There’s been a bit of drama going on in the comedy world I now live in.

A certain headlining comic was caught red-handed (mouthed?) stealing material from two other comics. Both jokes were told on stage word-for-word, so there’s absolutely no doubt that this was a case of parallel thought.

Different comics coming up with the same premise for a joke happens all of the time. One of the jokes in question is a GPS joke. How many GPS jokes do you think are being coughed up on a stage as you read this? Trust me – tons. Those things are soooo wacky.

Also adding to the offending comic’s culpability – he has seen the other acts numerous times. They all work in the same region. Live in the same town even.

Yeah, it’s strange.

I was watching from the outside, being the newcomer to the scene.

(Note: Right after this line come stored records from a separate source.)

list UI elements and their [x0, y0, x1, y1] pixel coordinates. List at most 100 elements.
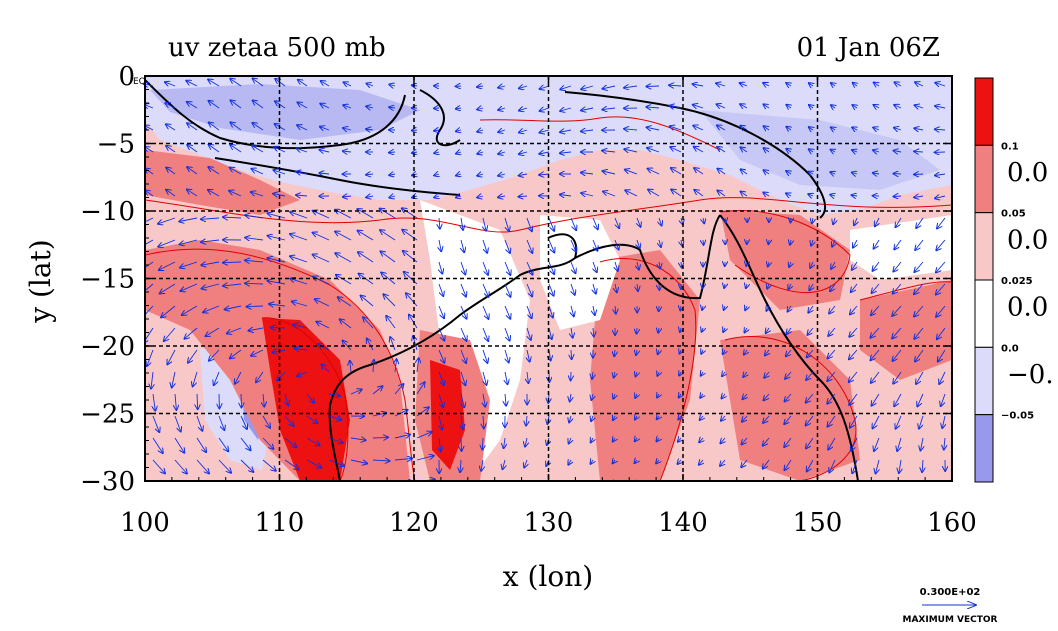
wind-vector — [871, 371, 880, 383]
wind-vector — [767, 284, 769, 289]
wind-vector — [350, 390, 362, 395]
wind-vector — [659, 217, 662, 226]
wind-vector — [293, 325, 308, 328]
wind-vector — [329, 482, 346, 489]
colorbar-label: 0.05 — [1001, 209, 1026, 220]
wind-vector — [404, 272, 418, 285]
wind-vector — [363, 317, 374, 329]
wind-vector — [548, 239, 554, 252]
wind-vector — [498, 196, 506, 197]
wind-vector — [438, 393, 443, 407]
wind-vector — [671, 168, 682, 175]
wind-vector — [252, 123, 264, 131]
wind-vector — [647, 127, 660, 130]
wind-vector — [434, 152, 439, 153]
wind-vector — [389, 152, 396, 153]
wind-vector — [439, 239, 441, 251]
wind-vector — [460, 261, 465, 274]
wind-vector — [223, 262, 242, 263]
wind-vector — [296, 172, 308, 174]
x-tick-label: 130 — [524, 508, 574, 538]
wind-vector — [852, 127, 857, 130]
wind-vector — [482, 261, 488, 275]
wind-vector — [635, 394, 637, 398]
wind-vector — [381, 273, 396, 285]
wind-vector — [935, 174, 946, 176]
wind-vector — [526, 415, 527, 426]
wind-vector — [390, 337, 396, 351]
wind-vector — [526, 217, 532, 231]
wind-vector — [785, 459, 792, 470]
wind-vector — [716, 83, 726, 86]
wind-vector — [328, 437, 343, 443]
wind-vector — [527, 349, 530, 362]
wind-vector — [791, 218, 792, 222]
wind-vector — [852, 173, 857, 175]
wind-vector — [482, 239, 487, 253]
wind-vector — [936, 261, 946, 272]
y-tick-label: −5 — [97, 130, 135, 160]
wind-vector — [637, 261, 639, 270]
wind-vector — [252, 146, 264, 153]
wind-vector — [394, 435, 410, 439]
wind-vector — [877, 482, 879, 495]
wind-vector — [297, 125, 308, 131]
wind-vector — [637, 239, 640, 248]
wind-vector — [717, 125, 726, 130]
wind-vector — [850, 305, 858, 314]
wind-vector — [409, 315, 418, 329]
wind-vector — [203, 305, 220, 312]
wind-vector — [328, 416, 341, 420]
wind-vector — [914, 151, 924, 152]
wind-vector — [268, 281, 286, 284]
wind-vector — [483, 393, 485, 407]
wind-vectors — [145, 79, 947, 495]
wind-vector — [504, 239, 510, 253]
wind-vector — [161, 305, 176, 317]
wind-vector — [678, 416, 681, 420]
wind-vector — [480, 482, 483, 492]
wind-vector — [740, 83, 748, 86]
wind-vector — [935, 196, 946, 198]
wind-vector — [284, 437, 297, 447]
wind-vector — [919, 415, 924, 429]
wind-vector — [389, 85, 396, 87]
wind-vector — [892, 305, 902, 316]
wind-vector — [416, 407, 429, 417]
wind-vector — [809, 83, 813, 86]
wind-vector — [519, 174, 528, 176]
wind-vector — [230, 79, 242, 87]
wind-vector — [581, 86, 594, 89]
wind-vector — [591, 393, 593, 400]
wind-vector — [320, 150, 330, 152]
wind-vector — [717, 147, 726, 153]
wind-vector — [722, 394, 726, 398]
wind-vector — [570, 217, 576, 230]
wind-vector — [416, 456, 434, 461]
wind-vector — [412, 130, 417, 131]
wind-vector — [936, 305, 946, 317]
wind-vector — [145, 305, 154, 319]
wind-vector — [720, 438, 725, 443]
wind-vector — [679, 394, 681, 398]
wind-vector — [328, 459, 344, 466]
wind-vector — [787, 327, 791, 334]
wind-vector — [219, 482, 233, 494]
x-tick-label: 120 — [389, 508, 439, 538]
wind-vector — [874, 105, 880, 108]
shaded-regions — [145, 76, 952, 481]
wind-vector — [285, 393, 288, 405]
wind-vector — [658, 328, 659, 333]
wind-vector — [646, 86, 660, 87]
wind-vector — [625, 190, 638, 197]
wind-vector — [702, 306, 703, 310]
wind-vector — [876, 459, 880, 473]
wind-vector — [386, 316, 396, 329]
wind-vector — [636, 372, 638, 376]
wind-vector — [505, 393, 506, 406]
wind-vector — [624, 149, 638, 152]
wind-vector — [741, 169, 748, 174]
wind-vector — [831, 83, 835, 86]
wind-vector — [809, 127, 813, 130]
wind-vector — [196, 437, 206, 452]
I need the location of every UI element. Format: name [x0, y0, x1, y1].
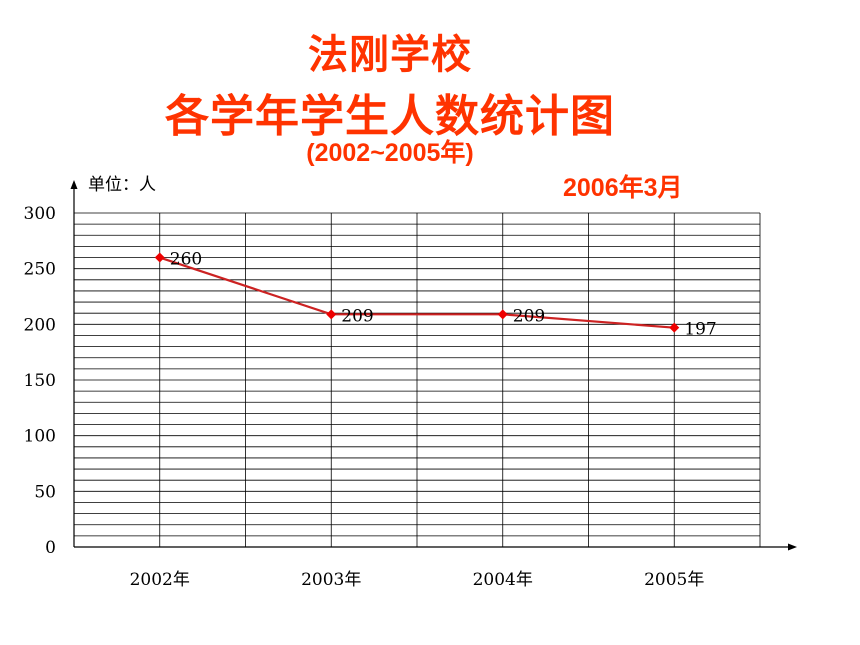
series-line: [159, 256, 675, 329]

Firstly, I was surprised that it happened in the first place. Sure, I started doing stand-up without really knowing what I was doing, but I knew you didn’t steal other people’s stuff.

Secondly, this sort of thing just couldn’t happen in the Yukon, so I never thought about it.

Every artist in the Yukon, of any discipline, comes at their art in such a unique way; it’s even rare to see cases of parallel thought. That distinctive creativity also carries on in Whitehorse’s comedy scene.

I don’t think any one of those brave performers, who regularly hit the mic, ever worry about sounding like each other … let alone losing sleep over having their material stolen.

So here I am making my way into this larger scene, wondering: Do I really have to think about my jokes as intellectual property?

Even I think that’s a little oxymoronic.

Nevertheless, I’m looking at all of my loose leaf pages, notebooks and napkins that comprise my comedy career so far. Thousands of words on scattered pages that I’m slowly starting to realize, does indeed have a monetary value. That pile (I know, I should get a binder) is exactly how I make money.

The good jokes, the bad jokes, and yes, even the ugly ones – they’re all my babies. I’d be pretty upset to lose even one of them.

But I don’t want to walk around with a crazed, “Don’t touch my stuff!” look in my eyes.

I just need to take better care of my tools, ’cause I’d like to think that I have stuff worth stealing. Check this one out:

Do you think Rock Band Def Leppard will be cheaper because you only need one drumstick?

This joke practically can go on forever. I’ve tried adding on: How easy would Rock Band Nickelback be? It’s the same song every time! and I once even gambled: You know what would be hard? Rock Band Buffy Saint-Marie! (proceeded by much ululating).

Whereas this would have been a fun bit at a Guild comedy night to toss out, now I look at this new baby as something to nurture and protect.

Admittedly, I might have at first been a little jealous that “Mr. Stealy-stealerton” found nothing of mine worth taking. But moving from amateur to professional, I have to realize that the loss of my tools amounts to a loss of employment.

Please note that this is a very isolated incident. Such thievery rarely occurs, as getting caught will totally kill one’s reputation.

Professional stand-up has regular work hassles – who knew? Gossip, politics and feuds – it’s almost comforting to know that this career works pretty much like an office job.